Here's the question you clicked on:
rosho
how do you solve this The pressure of earth's atmosphere at sea level is approximately 1000 millibars and decreases exponentially with elevation. At an elevation of 30,000ft, the pressure is one-third of the sea level pressure. At what elevation is the pressure half of the sea-level pressure?
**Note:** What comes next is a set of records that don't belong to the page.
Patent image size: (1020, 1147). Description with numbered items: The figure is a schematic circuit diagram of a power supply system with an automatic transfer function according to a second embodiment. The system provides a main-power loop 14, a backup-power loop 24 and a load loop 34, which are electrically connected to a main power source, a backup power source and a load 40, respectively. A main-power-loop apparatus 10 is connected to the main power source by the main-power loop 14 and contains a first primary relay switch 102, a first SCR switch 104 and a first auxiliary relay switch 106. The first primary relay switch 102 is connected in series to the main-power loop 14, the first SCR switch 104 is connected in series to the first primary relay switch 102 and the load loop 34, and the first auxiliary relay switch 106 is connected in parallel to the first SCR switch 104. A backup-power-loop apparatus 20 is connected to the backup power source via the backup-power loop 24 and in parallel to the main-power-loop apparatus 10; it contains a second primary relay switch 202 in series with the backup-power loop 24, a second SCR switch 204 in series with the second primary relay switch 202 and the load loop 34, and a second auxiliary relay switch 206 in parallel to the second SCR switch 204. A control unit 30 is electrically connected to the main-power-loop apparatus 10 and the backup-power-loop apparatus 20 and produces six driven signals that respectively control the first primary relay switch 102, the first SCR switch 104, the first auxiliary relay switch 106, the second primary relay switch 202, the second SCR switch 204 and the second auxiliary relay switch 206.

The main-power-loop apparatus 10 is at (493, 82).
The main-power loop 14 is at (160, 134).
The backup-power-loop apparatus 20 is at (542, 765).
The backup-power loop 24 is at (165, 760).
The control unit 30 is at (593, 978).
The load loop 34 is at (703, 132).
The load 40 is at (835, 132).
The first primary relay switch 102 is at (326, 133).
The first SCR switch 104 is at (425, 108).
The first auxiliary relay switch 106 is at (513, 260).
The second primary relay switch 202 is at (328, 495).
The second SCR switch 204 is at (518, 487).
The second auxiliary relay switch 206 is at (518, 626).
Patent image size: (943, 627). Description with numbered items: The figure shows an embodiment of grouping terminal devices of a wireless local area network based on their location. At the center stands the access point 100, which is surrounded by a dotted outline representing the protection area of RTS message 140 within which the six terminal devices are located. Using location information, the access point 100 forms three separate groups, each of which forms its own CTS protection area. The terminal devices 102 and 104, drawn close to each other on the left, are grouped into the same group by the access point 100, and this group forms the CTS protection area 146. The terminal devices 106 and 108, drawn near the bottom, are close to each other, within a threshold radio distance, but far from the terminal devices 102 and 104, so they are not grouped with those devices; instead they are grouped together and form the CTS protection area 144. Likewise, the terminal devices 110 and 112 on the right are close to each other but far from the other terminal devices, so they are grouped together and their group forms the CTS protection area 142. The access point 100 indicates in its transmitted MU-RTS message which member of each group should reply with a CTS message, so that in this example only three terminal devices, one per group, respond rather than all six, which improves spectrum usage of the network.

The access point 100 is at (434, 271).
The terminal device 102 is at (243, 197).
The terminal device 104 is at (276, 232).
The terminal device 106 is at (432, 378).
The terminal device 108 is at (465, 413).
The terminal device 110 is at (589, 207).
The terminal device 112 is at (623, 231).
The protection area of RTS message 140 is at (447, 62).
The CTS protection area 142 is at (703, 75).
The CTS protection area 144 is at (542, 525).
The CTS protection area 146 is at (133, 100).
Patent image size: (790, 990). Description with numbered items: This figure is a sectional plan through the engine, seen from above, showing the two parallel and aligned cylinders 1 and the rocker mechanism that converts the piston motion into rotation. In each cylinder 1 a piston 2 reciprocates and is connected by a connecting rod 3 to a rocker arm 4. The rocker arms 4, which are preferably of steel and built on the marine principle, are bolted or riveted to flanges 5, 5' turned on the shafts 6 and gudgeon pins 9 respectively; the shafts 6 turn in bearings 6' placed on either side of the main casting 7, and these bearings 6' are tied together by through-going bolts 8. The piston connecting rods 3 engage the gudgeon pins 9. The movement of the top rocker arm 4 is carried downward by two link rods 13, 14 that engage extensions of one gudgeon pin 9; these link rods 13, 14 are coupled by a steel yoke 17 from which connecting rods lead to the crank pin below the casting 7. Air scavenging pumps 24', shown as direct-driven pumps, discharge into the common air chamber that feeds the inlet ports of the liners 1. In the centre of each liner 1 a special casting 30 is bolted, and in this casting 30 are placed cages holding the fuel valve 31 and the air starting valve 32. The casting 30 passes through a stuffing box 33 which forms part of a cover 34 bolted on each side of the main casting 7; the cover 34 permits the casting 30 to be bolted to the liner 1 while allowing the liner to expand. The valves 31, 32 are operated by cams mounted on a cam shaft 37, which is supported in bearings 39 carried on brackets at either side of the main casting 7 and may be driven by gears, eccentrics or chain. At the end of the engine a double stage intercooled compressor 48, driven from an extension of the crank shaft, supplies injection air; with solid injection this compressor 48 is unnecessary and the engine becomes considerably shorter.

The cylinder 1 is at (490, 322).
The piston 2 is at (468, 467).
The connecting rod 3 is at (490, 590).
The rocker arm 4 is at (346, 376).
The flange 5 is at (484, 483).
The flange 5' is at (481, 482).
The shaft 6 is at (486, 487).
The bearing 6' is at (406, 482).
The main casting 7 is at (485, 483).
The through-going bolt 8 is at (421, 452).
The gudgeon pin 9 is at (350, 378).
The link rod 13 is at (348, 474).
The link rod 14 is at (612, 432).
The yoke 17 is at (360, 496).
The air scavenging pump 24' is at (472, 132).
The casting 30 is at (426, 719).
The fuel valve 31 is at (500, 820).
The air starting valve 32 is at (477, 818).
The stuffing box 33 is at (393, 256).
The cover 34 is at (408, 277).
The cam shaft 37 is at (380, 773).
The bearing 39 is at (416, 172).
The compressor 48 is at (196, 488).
At what elevation is it 1% of the sea-level pressure?
that's already done for us.
okay I am used to the atm or pascal. 1 atm is 760 torr and 1 bar is 750 torr if we have 1 bar at sea-level and 1/3 at 30,000 ft, then look for the elevation where it is 1/2 or 50% do you want to set up a dimensional analysis?
this is a calc 2 question, but it's more physics related so i thought i tried.
you don't need calculus for this
sure, just go ahead and do it your way. i'll compare it to the answer i have in the book.
because i don't understand this problem at all.
don't bother i'm just going into my tutoring session and asking the tutor. because i just don't understand it. thanks for trying.
The above answer is not correct. The problem states that the pressure decreases exponentially with height. that means tha\[p=p _{0}e ^{-\alpha h}\] where po is the pressure at sea level and h is the height aboce sea level and alpha is a constant which we determine from the info provided above. If we take the logrithm of the equation above we get \[\log p=\log p _{0} - \alpha h \] or \[\log(p/p _{0} ) = -\alpha h \] Use the info that at 30000 ft the pressure is 1/3 of 1000mb to find alpha. Then for p/p0 = 0.50 solve for h with the alpha you determined and the same for p/po = 0.01. OK?